Une lueur s'alluma dans le regard du psychiatre.
- « Voilà un rêve intéressant. »
- « Est-ce que… j'ai dit quelque chose ? »
- « J'ai cru entendre mon nom mais ce n'était pas très clair. Ceci dit tu avais l'air extrêmement effrayé. »
- « Effrayé n'est pas vraiment le mot », marmonna-t-il plus pour lui-même que pour Hannibal. « Merci de m'avoir réveillé et… vous pouvez vous rendormir, j'ai besoin de prendre un peu l'air. »
Sans ajouter autre chose, il se leva et quitta la cabine sans prendre le temps d'enfiler une tenue plus chaude. Le froid extérieur le frappa comme une massue, séchant instantanément les quelques gouttes de sueur qui perlaient dans son cou. Il tenta de ne pas en tenir compte, n'ayant pas vraiment envie de faire demi-tour.
Il ignorait quelle heure il était mais la nuit semblait bien entamée. Contrairement à la veille, le ciel était dégagé et dévoilait une multitude d'étoiles, plus brillantes les unes que les autres. Will s'approcha du bord pour mieux percevoir le bruit de l'océan. Ce son avait un effet relaxant sur son corps et son esprit et il se sentit tout de suite plus détendu, évitant de repenser à son rêve encore trop frais dans sa mémoire. Perdu dans ses pensées, il observa l'horizon lointain dissociable par la luminosité du ciel. Le bateau semblait presque ridicule, paumé au milieu de nulle part entre la Virginie et la Floride.
Il ne sut pas exactement combien de temps il resta là, à contempler le spectacle de lumières dansantes qui s'ouvrait sous ses yeux. Son corps était maintenant pris de tremblements incontrôlables à cause du froid et l'envie de retrouver son lit à l'intérieur n'était pas encore d'actualité. Il voulait être certain qu'Hannibal soit endormi pour pouvoir éviter d'éventuelles questions.

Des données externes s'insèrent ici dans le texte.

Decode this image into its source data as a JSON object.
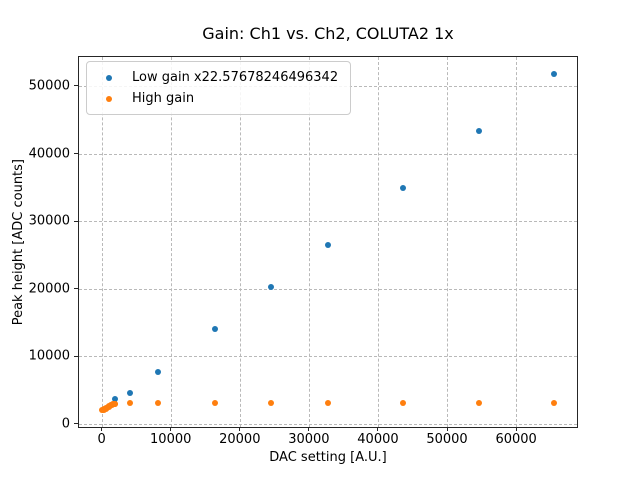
{
  "chart_data": {
    "type": "scatter",
    "title": "Gain: Ch1 vs. Ch2, COLUTA2 1x",
    "xlabel": "DAC setting [A.U.]",
    "ylabel": "Peak height [ADC counts]",
    "xlim": [
      -3277,
      68812
    ],
    "ylim": [
      -490,
      54290
    ],
    "x_ticks": [
      0,
      10000,
      20000,
      30000,
      40000,
      50000,
      60000
    ],
    "x_tick_labels": [
      "0",
      "10000",
      "20000",
      "30000",
      "40000",
      "50000",
      "60000"
    ],
    "y_ticks": [
      0,
      10000,
      20000,
      30000,
      40000,
      50000
    ],
    "y_tick_labels": [
      "0",
      "10000",
      "20000",
      "30000",
      "40000",
      "50000"
    ],
    "grid": true,
    "grid_style": "dashed",
    "grid_color": "#b9b9b9",
    "legend_position": "upper-left",
    "series": [
      {
        "name": "Low gain x22.57678246496342",
        "color": "#1f77b4",
        "marker": "circle",
        "points": [
          [
            2000,
            3640
          ],
          [
            4096,
            4480
          ],
          [
            8192,
            7590
          ],
          [
            16384,
            13960
          ],
          [
            24576,
            20180
          ],
          [
            32768,
            26440
          ],
          [
            43690,
            34870
          ],
          [
            54613,
            43330
          ],
          [
            65535,
            51820
          ]
        ]
      },
      {
        "name": "High gain",
        "color": "#ff7f0e",
        "marker": "circle",
        "points": [
          [
            100,
            2030
          ],
          [
            200,
            2050
          ],
          [
            300,
            2075
          ],
          [
            400,
            2110
          ],
          [
            500,
            2150
          ],
          [
            600,
            2200
          ],
          [
            700,
            2260
          ],
          [
            800,
            2330
          ],
          [
            900,
            2410
          ],
          [
            1000,
            2490
          ],
          [
            1100,
            2570
          ],
          [
            1200,
            2650
          ],
          [
            1300,
            2720
          ],
          [
            1400,
            2780
          ],
          [
            1500,
            2830
          ],
          [
            1600,
            2870
          ],
          [
            1700,
            2900
          ],
          [
            1800,
            2925
          ],
          [
            1900,
            2945
          ],
          [
            2000,
            2960
          ],
          [
            4096,
            2990
          ],
          [
            8192,
            3000
          ],
          [
            16384,
            3000
          ],
          [
            24576,
            3000
          ],
          [
            32768,
            3030
          ],
          [
            43690,
            3030
          ],
          [
            54613,
            3030
          ],
          [
            65535,
            3030
          ]
        ]
      }
    ]
  }
}
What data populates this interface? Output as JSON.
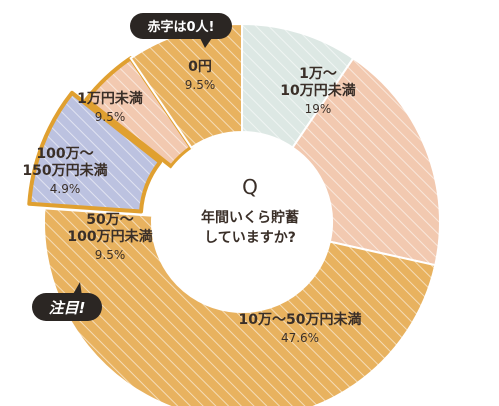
{
  "chart_data": {
    "type": "pie",
    "style": "donut",
    "center_text": [
      "Q",
      "年間いくら貯蓄",
      "していますか?"
    ],
    "slices": [
      {
        "label": [
          "0円"
        ],
        "value": 9.5,
        "value_label": "9.5%",
        "color": "#dde8e4"
      },
      {
        "label": [
          "1万～",
          "10万円未満"
        ],
        "value": 19,
        "value_label": "19%",
        "color": "#f2c9b0"
      },
      {
        "label": [
          "10万～50万円未満"
        ],
        "value": 47.6,
        "value_label": "47.6%",
        "color": "#e8b25f"
      },
      {
        "label": [
          "50万～",
          "100万円未満"
        ],
        "value": 9.5,
        "value_label": "9.5%",
        "color": "#bcc2e0"
      },
      {
        "label": [
          "100万～",
          "150万円未満"
        ],
        "value": 4.9,
        "value_label": "4.9%",
        "color": "#f2c9b0"
      },
      {
        "label": [
          "1万円未満"
        ],
        "value": 9.5,
        "value_label": "9.5%",
        "color": "#e8b25f"
      }
    ],
    "highlight_border_color": "#e0a030",
    "callouts": [
      {
        "text": "赤字は0人!"
      },
      {
        "text": "注目!"
      }
    ]
  }
}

Le son des vagues ne lui permit pas d'entendre les pas de l'autre homme sur le pont. Peut-être aussi parce que, comme lui, Hannibal était remonté pieds nus, camouflant le craquement du parquet sous son poids. Will sursauta en sentant une couverture se déposer délicatement sur ses épaules. Les doigts d'Hannibal effleurèrent au passage ses biceps puis ses avant-bras tandis qu'il glissait le morceau du tissu sur l'entièreté du corps du plus jeune.
- « Merci… »
Il s'était attendu à ce qu'Hannibal le laisse et retourne dans la cabine mais au lieu de ça, il resta derrière lui, légèrement décalé, pour observer l'horizon au-dessus de son épaule. Will pouvait le sentir extrêmement proche, son torse touchant presque son dos. Il sentit très vite la pression monter dans son estomac et la cadence de son cœur entamer un rythme plus rapide mais ne s'éloigna pas pour autant. En réalité, il avait presque envie de fermer les yeux et de se laisser tomber en arrière pour rentrer en contact avec cette chaleur humaine si rassurante.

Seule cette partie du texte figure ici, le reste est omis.